It took novelist Deepak Unnikrishnan 10 years to write his award-winning ode to the immigrant worker


It took novelist Deepak Unnikrishnan 10 years to write his award-winning ode to the immigrant worker

Hard work

By Akhila Krishnamurthy  April 6th, 2018

In ‘Chabter Nine’ titled Nalinakshi in Deepak Unnikrishnan’s debut novel, Temporary People (Penguin Random House, 2017), an 80-year-old woman from Nadavaramba, Thrissur, Kerala, relays her understanding of the Malayalam word pravasi, which literally means outsider. Having made the Gulf her home several decades ago, Nalinakshi draws from her own experiences to weigh in. “It means you’ve left your home. You’ll have regrets. You’ll want money, then more money. For a few weeks every year, you’ll return for vacations, but mind you, you return older…blacker. Someone’s going to tell you so-and-so died. And it’ll be a shock, because you didn’t know. When you write your book, address my Hari personally, and tell my beautiful, beautiful boy, tell my son, that’s what it always meant: absence.” 

Temporary People, Unnikrishnan’s decade-long project that finally culminated in a book, captures the range of the migrant-worker experience in the Gulf. Simple, sensitive, and often surreal, the layered stories allow readers to ponder the life of these people, their realities and their restlessness. And yet, it is also a story of celebration. “I wrote the book for people like my parents, and for my uncles and aunts, and for the boys I went to school with,” says Unnikrishnan, 37,who teaches two writing courses titled The Outsider and Street Food at New York University Abu Dhabi, “But it’s also a shout-out to sound and language, and strangers and food, and hope and loss.”

With his roots in Kerala, Unnikrishnan was born and raised in Abu Dhabi, and went to college in Chicago and New York. As a result of having negotiated the experience of simultaneously being an insider and outsider nearly everywhere, his narratives possess a rare credibility and insightfulness. “I wrote [the chapter] Mitsubishi way back in 2003, at a moment when I began to feel that writing was important,” he says. “When I wrote it, in a form unrecognisable to what the chapter became, I wondered whether a book was possible, but I wasn’t sure about its architecture or language. Then as my mind and knowledge brewed over time, so did the idea of the book, and I realised that I was writing about why being from Abu Dhabi, irrespective of circumstance, mattered to a bunch of people.”

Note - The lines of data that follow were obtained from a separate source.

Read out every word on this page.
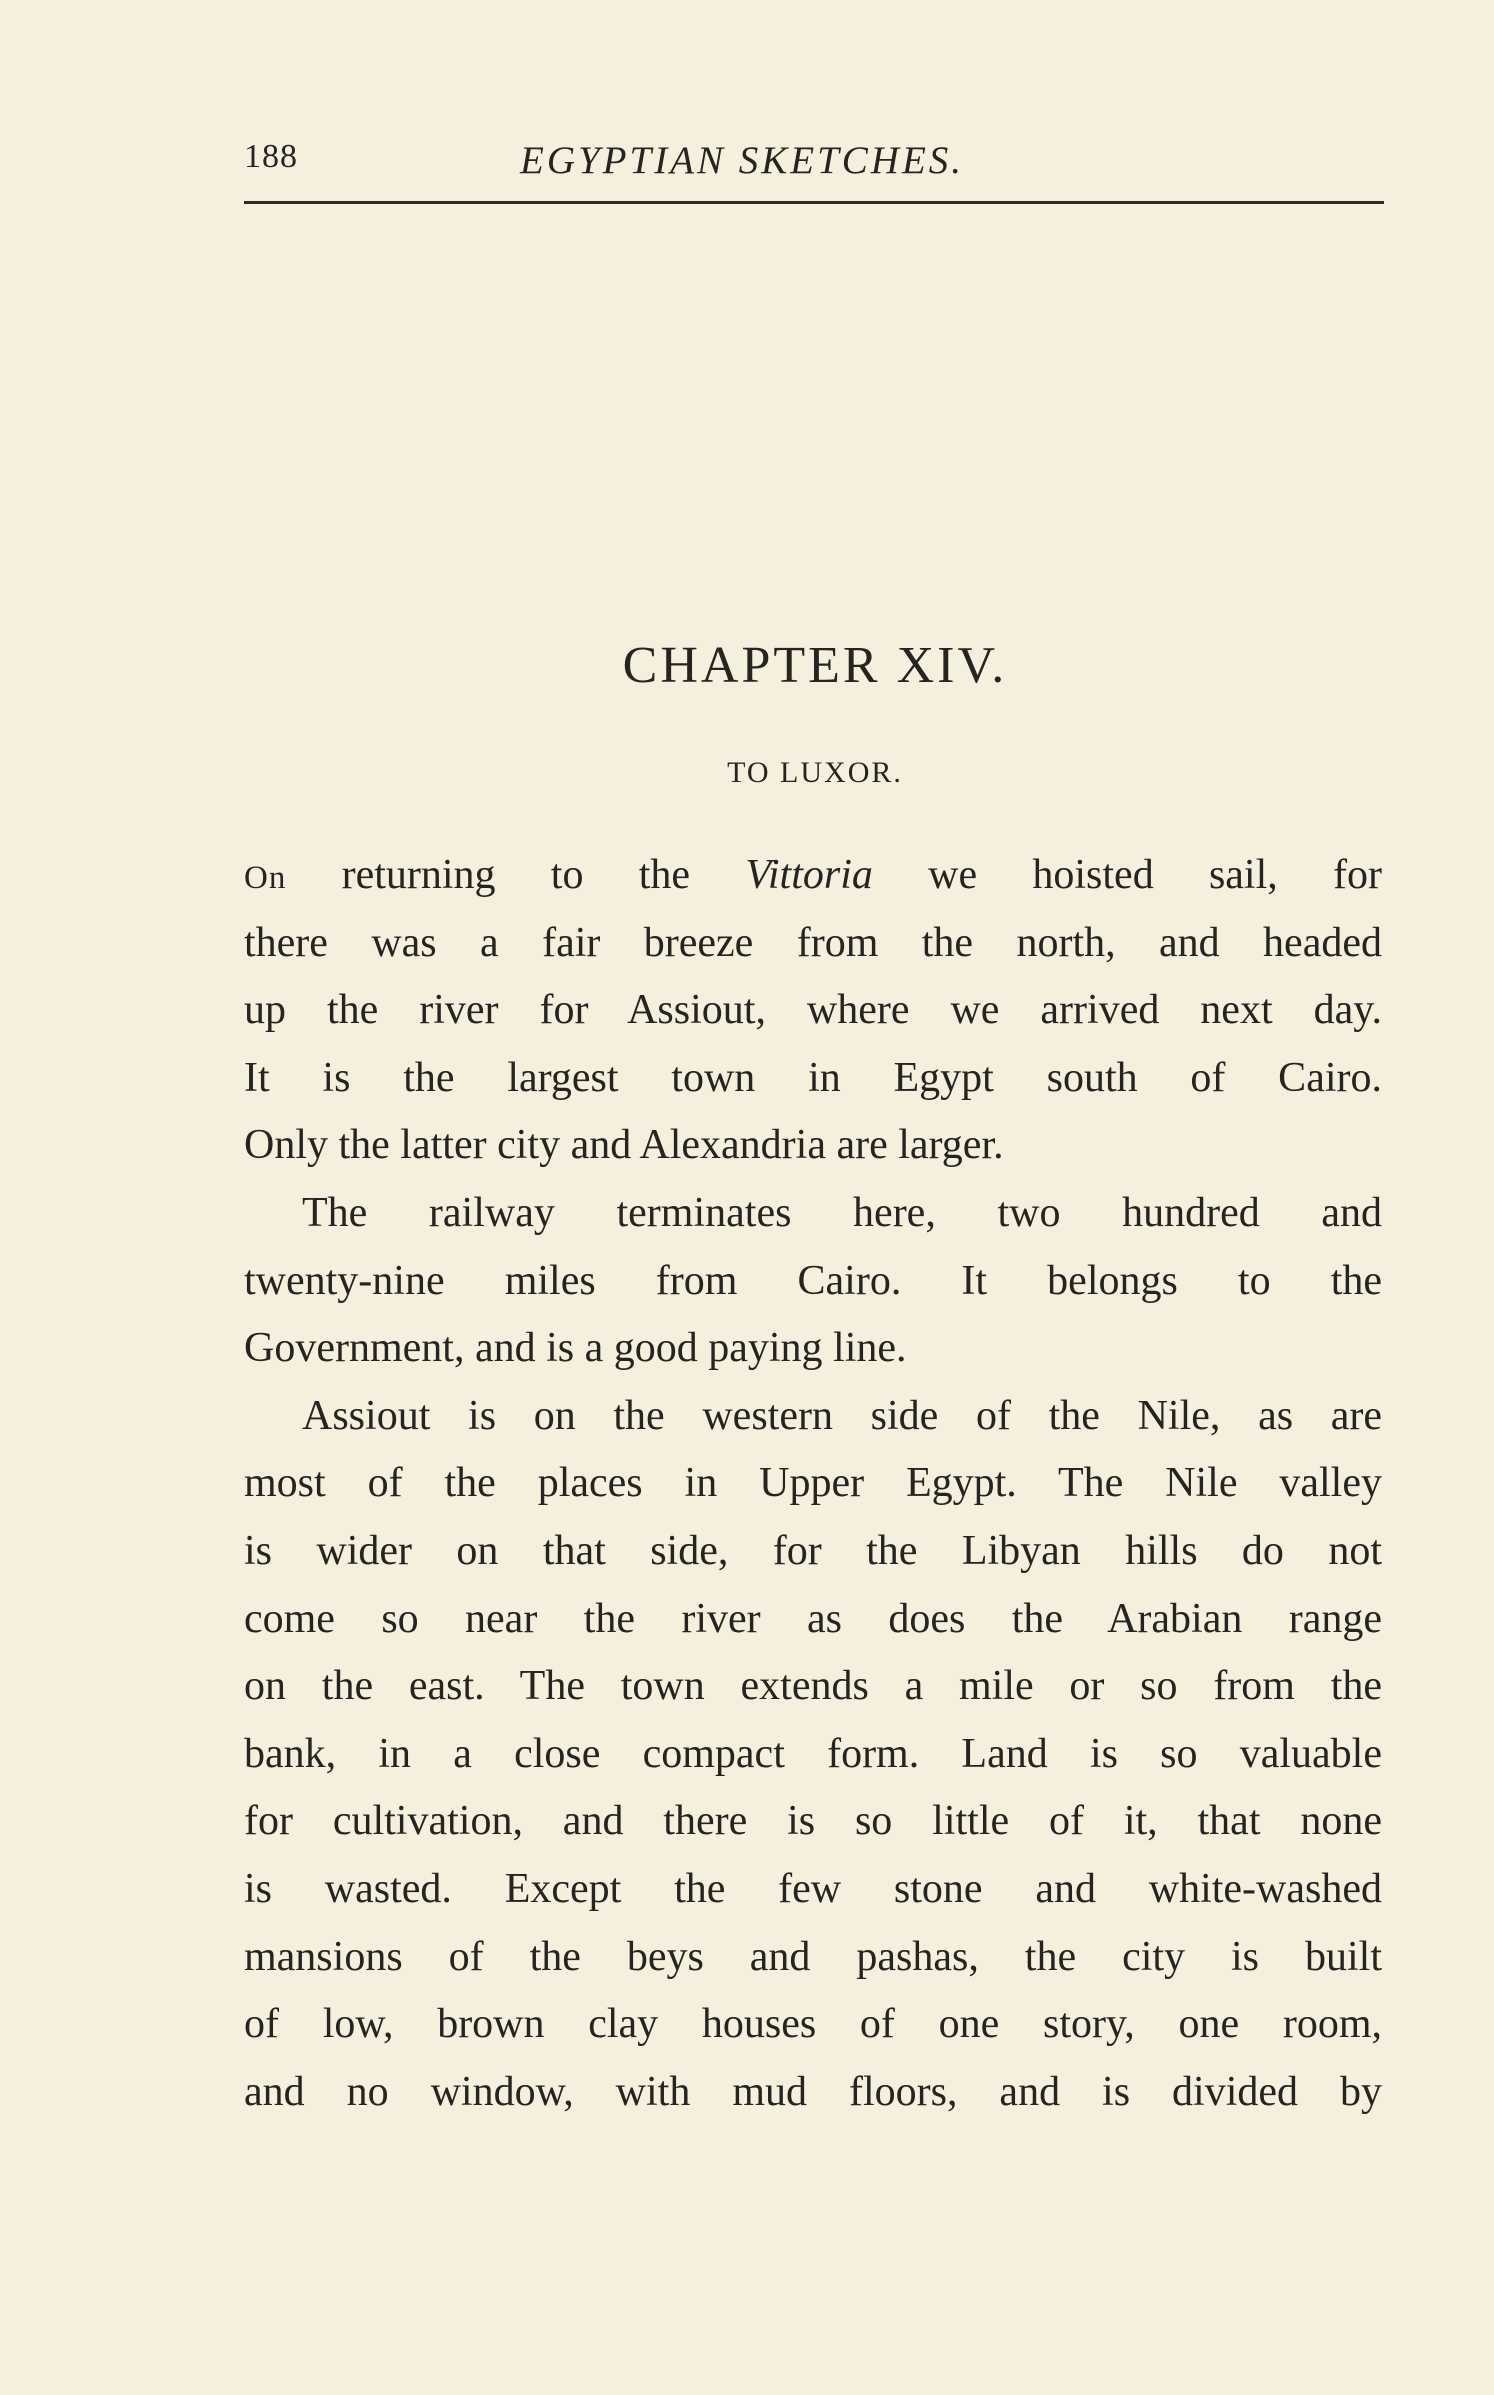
188	EGYPTIAN SKETCHES.
CHAPTER XIV.
TO LUXOR.
On returning to the Vittoria we hoisted sail, for
there was a fair breeze from the north, and headed
up the river for Assiout, where we arrived next day.
It is the largest town in Egypt south of Cairo.
Only the latter city and Alexandria are larger.
The railway terminates here, two hundred and
twenty-nine miles from Cairo. It belongs to the
Government, and is a good paying line.
Assiout is on the western side of the Nile, as are
most of the places in Upper Egypt. The Nile valley
is wider on that side, for the Libyan hills do not
come so near the river as does the Arabian range
on the east. The town extends a mile or so from the
bank, in a close compact form. Land is so valuable
for cultivation, and there is so little of it, that none
is wasted. Except the few stone and white-washed
mansions of the beys and pashas, the city is built
of low, brown clay houses of one story, one room,
and no window, with mud floors, and is divided by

At The Hindu Lit For Life event in January, Temporary People won The Hindu Literary Prize. It was also the inaugural winner of the Restless Books Prize for New Immigrant Writing. “How do I feel to have won two prizes in different countries for something that took so long to write, and got rejected by publishing houses both in the US and India for reasons as varied as the intent of the book—why it operated the way it did, or their uncertainness about how to sell and market the book? Let’s go with surreal, then vindicated, and then relieved,” he says.